Aquí desde luego, en el apartado de velocidad máxima, no hay nada claro y la prueba de esto está en que cuando Eduardo Blanch y yo nos metimos gas a fondo en autopista, la Honda se iba ligeramente de la Yamaha contra viento, mientras con viento a favor la Yamaha, una vez solucionado un problema de baile del tren delantero, dejó atrás a la Honda. Aquí no hay diferencias importantes y se puede concluir que de estas cuatro motos con cifras de potencia máxima semejantes (97 CV para la Yamaha, 90 para la Honda y la BMW y 85 CV para la Laverda) la única que nos permite mantener velocidades altas sin cansancio es la Laverda RGS con su carenado su cúpula alta, seguida por la Honda y la Yamaha (con semi-carenados) pero aguantar velocidades altas con la BMW sin carenado o cupolino es una verdadera paliza.
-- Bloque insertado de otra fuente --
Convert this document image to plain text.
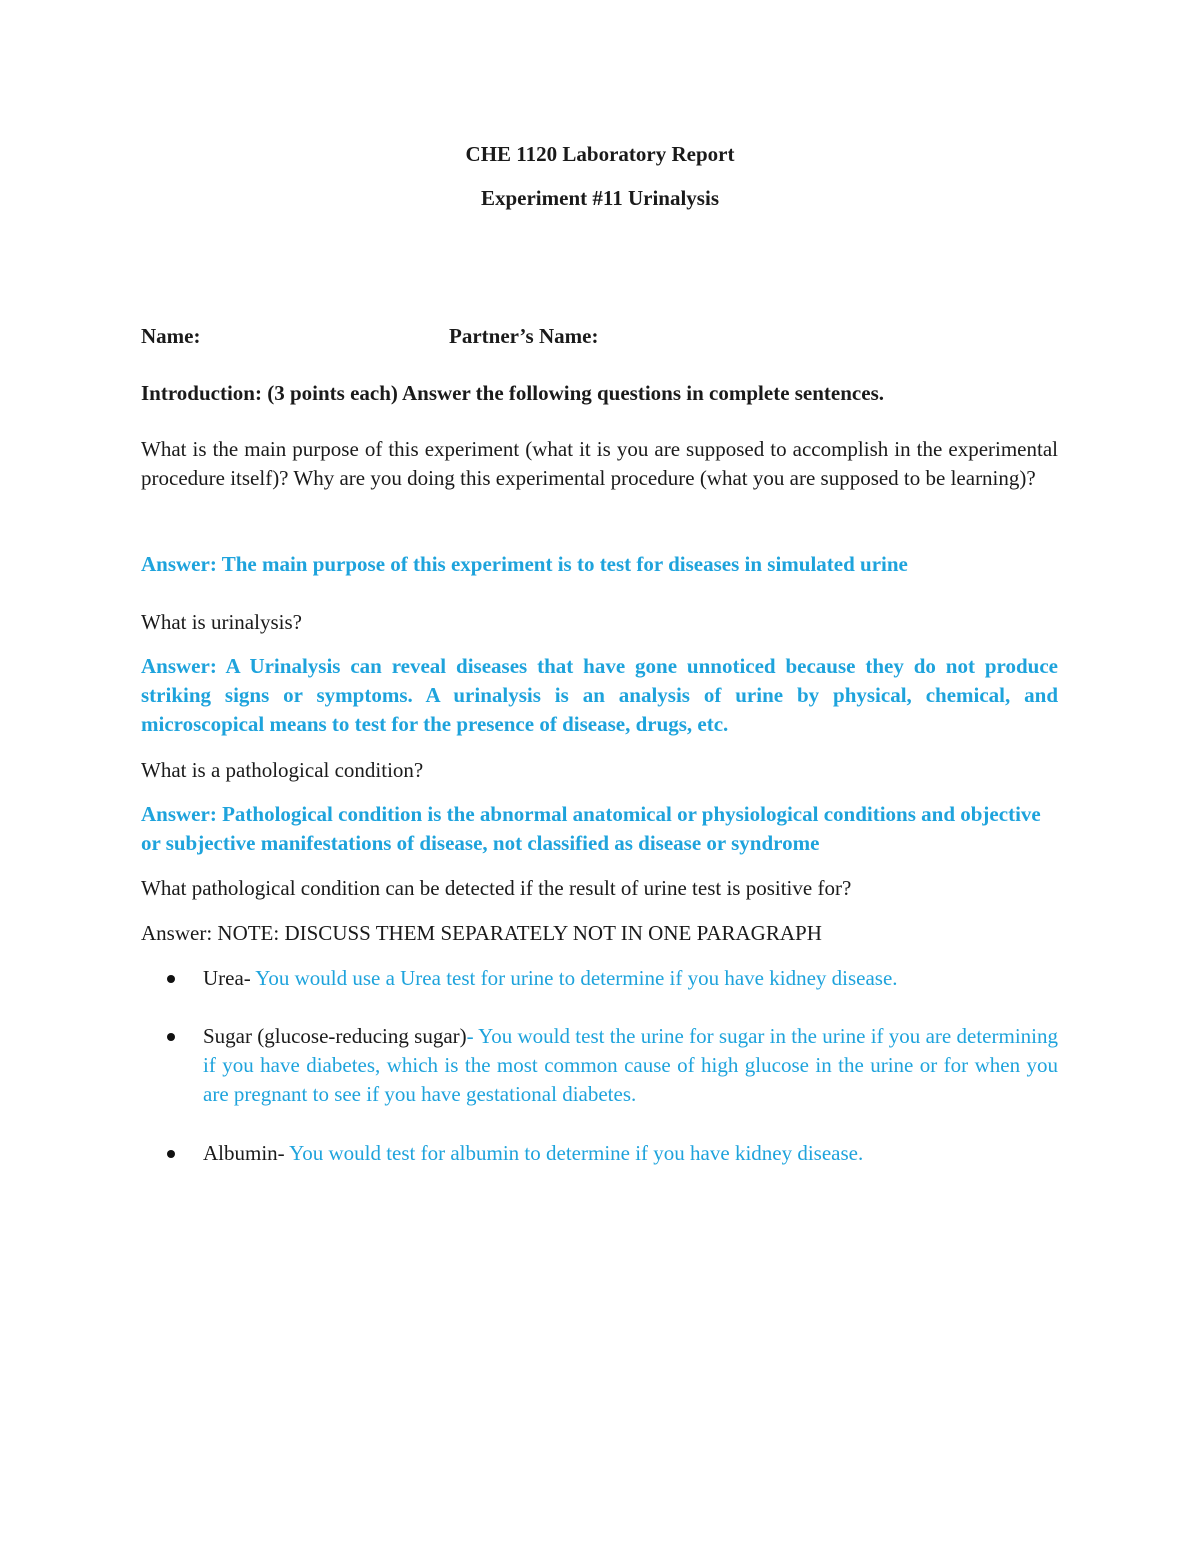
CHE 1120 Laboratory Report

Experiment #11 Urinalysis

Name:	Partner’s Name:

Introduction: (3 points each) Answer the following questions in complete sentences.

What is the main purpose of this experiment (what it is you are supposed to accomplish in the experimental procedure itself)? Why are you doing this experimental procedure (what you are supposed to be learning)?

Answer: The main purpose of this experiment is to test for diseases in simulated urine

What is urinalysis?

Answer: A Urinalysis can reveal diseases that have gone unnoticed because they do not produce striking signs or symptoms. A urinalysis is an analysis of urine by physical, chemical, and microscopical means to test for the presence of disease, drugs, etc.

What is a pathological condition?

Answer: Pathological condition is the abnormal anatomical or physiological conditions and objective or subjective manifestations of disease, not classified as disease or syndrome

What pathological condition can be detected if the result of urine test is positive for?

Answer: NOTE: DISCUSS THEM SEPARATELY NOT IN ONE PARAGRAPH

Urea- You would use a Urea test for urine to determine if you have kidney disease.
Sugar (glucose-reducing sugar)- You would test the urine for sugar in the urine if you are determining if you have diabetes, which is the most common cause of high glucose in the urine or for when you are pregnant to see if you have gestational diabetes.
Albumin- You would test for albumin to determine if you have kidney disease.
Estas cifras sólo se pueden obtener llevando mono de cuero y agachándote del todo. En aceleración la Laverda paga el handicap de su peso de casi 270 kilogramos en orden de marcha. Otra prueba de la Laverda es su falta de respuesta a bajo régimen (obligándonos a castigar mucho el embrague en las salidas) y su cambio lento y de largo recorrido, especialmente entre primera y segunda. Aquí los pesos de las cuatro motos en orden de marcha con el depósito lleno a tope:

BMW K 100...................

239

Yamaha XJ 900

240

Honda VF 750

248

Laverda RGS.................

.... 269

 

SUSPENSIONES: Honda y BMW, dos extremos lógicos

Para BMW hubiera sido fácil equipar la K con suspensión trasera progresiva y podemos estar seguros que durante los largos años de desarrollo de la K han experimentado con varios sistemas. Decidieron al final, sin embargo, huir del peso y de la complicación de un sistema que no les parecía necesario en una BMW "de carretera". Igualmente podrían haber utilizado una horquilla provista de anti-dive, especialmente considerando el larguísimo recorrido de 185 mm. del tren delantero de la K. Pero su horquilla "convencional" es de tarado progresivo y solo llega a hacer tope durante la más brutal conducción deportiva en circuito. Y BMW lógicamente no han hecho esta moto para carreras. Así podemos decir que las suspensiones de estas cuatro motos de potencias y prestaciones semejantes las definan. La BMW con suspensiones blandas y de largo recorrido es una moto de turismo que no se comporta mal durante conducción deportiva pero que es demasiado blanda para aguantar la paliza de un circuito de velocidad. La Laverda es una deportiva de la escuela clásica, la escuela vieja. Laverda ha sacrificado confort y estabilidad sobre carreteras bacheadas para garantizar a base de suspensiones duras y no progresivas comportamiento sano en conducción deportiva. Para turismo es una tabla, con buen carenado.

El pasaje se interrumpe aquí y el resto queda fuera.